Embora tenha surgido com a pretensão de serem um grupo separado das corrupções morais da sociedade (esse, aliás, é o significado da palavra fariseu – em hebraico, parash, isto é, separado), e também tivessem muitos ensinos que de fato refletiam a ortodoxia da lei e dos profetas (algo que Jesus mesmo reconheceu Mt 23.3), os fariseus acabaram na prática se desviando da direção correta quando passaram a valorizar mais preceitos e tradições humanas do que a própria Palavra de Deus, e reivindicando para si maior pureza que os demais homens.

O Novo Testamento apresenta os fariseus como tradicionalistas, moralistas, legalistas, cerimonialistas, avarentos (Lc 16.14) e, mais especialmente, hipócritas (confira na íntegra capítulo 23 de Mateus).
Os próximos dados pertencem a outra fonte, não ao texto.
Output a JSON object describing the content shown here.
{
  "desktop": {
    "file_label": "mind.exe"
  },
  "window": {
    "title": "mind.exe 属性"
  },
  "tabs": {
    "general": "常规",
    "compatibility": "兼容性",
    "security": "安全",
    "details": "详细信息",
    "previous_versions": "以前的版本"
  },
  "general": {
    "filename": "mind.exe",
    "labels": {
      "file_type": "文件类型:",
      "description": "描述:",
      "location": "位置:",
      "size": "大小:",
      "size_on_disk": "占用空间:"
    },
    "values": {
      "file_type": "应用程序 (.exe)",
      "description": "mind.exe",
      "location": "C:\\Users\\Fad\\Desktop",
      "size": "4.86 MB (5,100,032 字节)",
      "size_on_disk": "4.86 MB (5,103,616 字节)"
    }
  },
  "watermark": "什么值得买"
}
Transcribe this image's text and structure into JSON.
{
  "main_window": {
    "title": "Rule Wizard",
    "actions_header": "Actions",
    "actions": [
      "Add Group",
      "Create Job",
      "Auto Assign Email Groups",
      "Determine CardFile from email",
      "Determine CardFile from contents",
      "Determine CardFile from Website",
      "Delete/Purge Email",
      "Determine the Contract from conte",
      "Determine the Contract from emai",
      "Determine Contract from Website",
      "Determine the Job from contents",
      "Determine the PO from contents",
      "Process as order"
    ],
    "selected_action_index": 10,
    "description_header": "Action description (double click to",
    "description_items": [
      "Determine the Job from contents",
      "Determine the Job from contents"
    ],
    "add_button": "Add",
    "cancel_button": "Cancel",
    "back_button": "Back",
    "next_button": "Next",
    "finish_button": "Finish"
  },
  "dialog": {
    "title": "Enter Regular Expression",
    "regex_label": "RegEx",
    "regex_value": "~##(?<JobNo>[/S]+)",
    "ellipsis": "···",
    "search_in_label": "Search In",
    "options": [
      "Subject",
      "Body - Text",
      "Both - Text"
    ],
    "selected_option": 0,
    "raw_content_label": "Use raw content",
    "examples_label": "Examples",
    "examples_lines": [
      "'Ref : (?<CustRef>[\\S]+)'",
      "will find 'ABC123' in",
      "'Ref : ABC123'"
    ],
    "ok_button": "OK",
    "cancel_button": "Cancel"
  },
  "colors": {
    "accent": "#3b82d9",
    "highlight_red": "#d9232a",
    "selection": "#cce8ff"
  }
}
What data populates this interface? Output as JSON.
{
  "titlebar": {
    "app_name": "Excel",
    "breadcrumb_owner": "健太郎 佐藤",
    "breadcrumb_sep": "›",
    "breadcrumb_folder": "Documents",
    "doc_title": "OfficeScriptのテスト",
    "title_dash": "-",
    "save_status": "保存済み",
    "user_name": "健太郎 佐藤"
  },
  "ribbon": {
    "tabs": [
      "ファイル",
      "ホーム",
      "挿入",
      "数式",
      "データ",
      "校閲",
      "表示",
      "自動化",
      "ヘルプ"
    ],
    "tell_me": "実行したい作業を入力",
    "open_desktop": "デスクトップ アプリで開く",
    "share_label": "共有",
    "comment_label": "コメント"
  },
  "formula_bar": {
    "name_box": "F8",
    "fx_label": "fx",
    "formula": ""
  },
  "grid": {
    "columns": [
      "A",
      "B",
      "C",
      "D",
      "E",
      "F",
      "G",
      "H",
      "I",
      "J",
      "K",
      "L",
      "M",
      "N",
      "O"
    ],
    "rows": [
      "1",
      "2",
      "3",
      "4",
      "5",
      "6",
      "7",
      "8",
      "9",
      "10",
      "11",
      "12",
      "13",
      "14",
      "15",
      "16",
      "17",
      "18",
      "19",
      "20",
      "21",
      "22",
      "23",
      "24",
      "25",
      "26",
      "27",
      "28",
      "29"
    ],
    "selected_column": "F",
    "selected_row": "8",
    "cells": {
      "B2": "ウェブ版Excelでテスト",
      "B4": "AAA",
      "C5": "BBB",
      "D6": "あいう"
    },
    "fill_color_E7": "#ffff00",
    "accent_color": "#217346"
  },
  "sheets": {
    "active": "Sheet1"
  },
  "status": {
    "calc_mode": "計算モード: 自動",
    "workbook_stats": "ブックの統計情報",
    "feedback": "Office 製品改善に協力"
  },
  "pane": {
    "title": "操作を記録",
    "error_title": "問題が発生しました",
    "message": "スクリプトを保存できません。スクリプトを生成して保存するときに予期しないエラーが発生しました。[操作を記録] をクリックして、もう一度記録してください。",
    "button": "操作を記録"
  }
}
2. Tão hipócritas quanto arrogantes.
Entretanto, esta parábola de Lucas 18 não tenciona apontar a hipocrisia propriamente dos fariseus ou das pessoas que com aquele fariseu da parábola se identificam; antes, aqui destaca-se outra característica negativa do falso religioso: a arrogância. Isso porque a parábola não pretende negar que o fariseu fazia de fato o que ele diz que fazia, mas sim demonstrar que tal postura de autoadmiração na oração constituía uma arrogante confiança na própria justiça; e que o menosprezo aos outros pecadores na oração configurava um grande erro, já que o prazer de Deus está naquele “que se humilha” (v. 14) e não naquele que humilha o outro!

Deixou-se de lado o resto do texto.